On Wednesday, the commission heard an even stronger argument for denying the project:
"This is the birthplace of the Seminole nation," said Doug Davis, an amateur historian and Brooksville business owner.
It is, at least, the birthplace of one branch of the tribe, said Willard Steele, a historic preservation officer with the Seminole Tribe of Florida who appeared at the commission meeting.
The Seminoles were formed by the Creek Indians, after they had been driven by white settlers from Georgia and Alabama, Steele said. One group wound up near Micanopy; another built a community southeast of Brooksville around what is now called Griffin Prairie and for many years was known as Chocachatti Prairie.
A large American Indian settlement was documented at Chocachatti in 1767 and was probably established several years earlier, Steele said.
Though U.S. military records show the Chocachatti community being destroyed in 1836, at least some Seminoles remained in the area into the 1840s, when white settlers began to arrive in large numbers, said Toni Carrier, who recently completed an archaeological dig on nearby land.
This dig and other historical research "is just now beginning to reveal the extent and significance of the prairie to the Seminole . . . nation," she wrote in a statement she read to the commission.
The Creeks along with refugees from several other tribes "forged a new cultural identity as Seminole," Carrier said.
"Many of the events that led to that new cultural identity took place on and around the Chocachatti Prairie."
The Tampa developer, Coastal Bay Properties LLC, planned to build houses, townhouses and a shopping center on the land, located south of State Road 50 and east of Emerson Road. Coastal Bay initially asked the commission to postpone hearing the plan, which the Planning and Zoning Commission recommended denying last month.
But Commissioner Nancy Robinson said she was ready to deny the plan based on the new information about the property's historical importance. Joe Quinn of Coastal Engineering and Associates Inc., who was representing the developer, withdrew the petition. County rules allow the company to resubmit a revised plan.
Steele and others hope that will not happen.

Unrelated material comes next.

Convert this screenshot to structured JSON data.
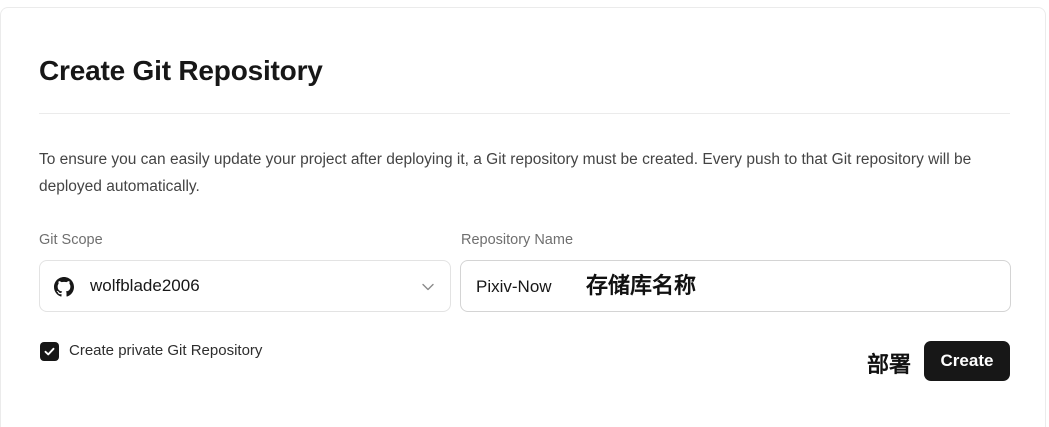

They urged commissioners to ask the state or Southwest Florida Water Management District to acquire the property for environmental and historical reasons. Carrier said continued archaeological studies are needed to determine the size of the settlement.
Preserving the land as a historical site would be a nice change from the way the Seminoles are often portrayed, Steele said. Most historical sites are battlefields, and the stories of these conflicts are usually told from the viewpoint of the white settlers, Steele said.
Chocachatti, on the other hand, demonstrates the Seminole's prosperity and reliance on agriculture.
The prairie - flat, grassy, occasionally flooded - was ideal for grazing the tribe's large herds of cattle. The Seminole's wooden houses were built on the high ground to the east of the prairie, Carrier said.
Much of this land was later owned by the Hope family, one of the county's first families. In her archaeological survey of the Hope homestead, about a mile west of the prairie, Carrier uncovered numerous Seminole artifacts, including projectile points, shards of pottery and harness buckles and a coin from 1839.